The editor-in-chief of the Chinese and English editions of the Global Times, Hu Xijin, said Tuesday, citing sources, that Beijing could impose “visa restrictions on US officials and lawmakers who’ve had odious performance on Xinjiang issue”.
In late August 2018, the UN Committee on the Elimination of Racial Discrimination reported that large numbers of ethnic Uighurs and other Muslim minorities were being detained in political “re-education camps” in Xinjiang, often for long periods without being charged or tried, under the pretext of countering terrorism and religious extremism.
Commenting on the issue, the Chinese foreign ministry claimed a lack of evidence and suggested that their information differed with the reality.
According to Chinese authorities, the detention camps are vocational education and training centers for people to learn language and law, as well as gaining some professional skills.
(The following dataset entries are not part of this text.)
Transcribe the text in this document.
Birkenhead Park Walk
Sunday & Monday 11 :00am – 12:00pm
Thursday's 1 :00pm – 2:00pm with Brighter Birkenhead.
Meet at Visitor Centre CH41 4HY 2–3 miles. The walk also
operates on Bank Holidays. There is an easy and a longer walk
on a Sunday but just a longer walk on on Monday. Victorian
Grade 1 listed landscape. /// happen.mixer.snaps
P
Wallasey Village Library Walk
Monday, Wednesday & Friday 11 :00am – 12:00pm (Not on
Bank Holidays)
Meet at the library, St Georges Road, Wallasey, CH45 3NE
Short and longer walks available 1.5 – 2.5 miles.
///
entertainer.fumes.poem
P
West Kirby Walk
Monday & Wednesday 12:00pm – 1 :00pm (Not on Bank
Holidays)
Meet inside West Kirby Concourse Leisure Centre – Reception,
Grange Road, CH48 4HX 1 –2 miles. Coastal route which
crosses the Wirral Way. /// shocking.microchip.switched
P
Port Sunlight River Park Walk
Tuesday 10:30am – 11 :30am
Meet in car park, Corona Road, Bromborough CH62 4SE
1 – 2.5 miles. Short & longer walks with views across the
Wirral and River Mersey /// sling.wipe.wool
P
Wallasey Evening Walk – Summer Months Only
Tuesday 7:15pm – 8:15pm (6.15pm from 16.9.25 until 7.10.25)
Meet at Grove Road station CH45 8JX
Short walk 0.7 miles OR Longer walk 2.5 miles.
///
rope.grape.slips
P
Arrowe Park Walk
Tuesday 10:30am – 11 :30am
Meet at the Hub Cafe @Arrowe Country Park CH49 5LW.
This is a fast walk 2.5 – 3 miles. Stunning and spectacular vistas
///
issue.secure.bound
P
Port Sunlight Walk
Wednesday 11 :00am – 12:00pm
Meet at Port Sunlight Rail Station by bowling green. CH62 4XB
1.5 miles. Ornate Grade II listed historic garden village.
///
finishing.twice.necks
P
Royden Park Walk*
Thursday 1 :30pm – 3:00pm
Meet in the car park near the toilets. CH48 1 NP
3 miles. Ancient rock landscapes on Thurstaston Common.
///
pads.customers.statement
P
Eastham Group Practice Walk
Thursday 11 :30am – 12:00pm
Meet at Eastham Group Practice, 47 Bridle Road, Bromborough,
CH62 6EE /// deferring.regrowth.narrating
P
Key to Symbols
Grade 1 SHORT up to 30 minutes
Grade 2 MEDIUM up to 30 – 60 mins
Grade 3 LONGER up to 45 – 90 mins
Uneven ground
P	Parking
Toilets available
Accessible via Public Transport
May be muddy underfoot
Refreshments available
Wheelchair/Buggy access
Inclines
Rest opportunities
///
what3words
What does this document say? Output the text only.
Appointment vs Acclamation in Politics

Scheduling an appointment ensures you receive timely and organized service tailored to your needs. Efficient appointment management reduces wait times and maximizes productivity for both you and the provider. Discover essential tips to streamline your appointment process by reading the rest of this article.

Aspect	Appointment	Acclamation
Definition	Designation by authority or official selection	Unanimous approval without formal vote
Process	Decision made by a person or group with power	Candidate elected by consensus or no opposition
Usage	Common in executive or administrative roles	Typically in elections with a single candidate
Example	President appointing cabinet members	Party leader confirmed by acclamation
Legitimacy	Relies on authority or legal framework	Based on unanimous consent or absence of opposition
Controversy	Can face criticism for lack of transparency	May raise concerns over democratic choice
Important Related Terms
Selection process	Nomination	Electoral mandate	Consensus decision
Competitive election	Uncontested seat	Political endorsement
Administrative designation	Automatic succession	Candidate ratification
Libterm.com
The camps are also said by Beijing to strengthen resistance to extremism and terrorism.
Earlier on Monday, Beijing slapped punitive measures on Washington in retaliation for the latter’s backing of the widespread ongoing protests in Hong Kong, announcing sanctions on NGOs and suspending visits by US warships and aircraft.
US President Donald Trump signed the Hong Kong Human Rights and Democracy Act of 2019, and another law prohibiting US exports of specified tactical law enforcement and surveilance equipment to Hong Kong. The acts amended existing legislation to allow for the possibility of sanctions on human rights offenders in China’s special administrative region and an annual assessment of the developments to determine the level of Hong Kong’s autonomy from China. The US considers Hong Kong to be a separate trade entity and therefore the city must retain its autonomy.
China and the United States – the world’s two leading economies – have been engaged in a trade war for over a year over what Trump deemed unfair economic conditions and non-competitive behavior from China. China has denied the claims, saying that the trade row is not beneficial to either side and the world economy. The standoff translated into tit-for-tat hiking of tariffs between the countries on imported goods.
The Xinjiang-related bill could reportedly harm Chinese firms’ interests, prompting Beijing to speed up its retaliatory moves, according to The Global Times.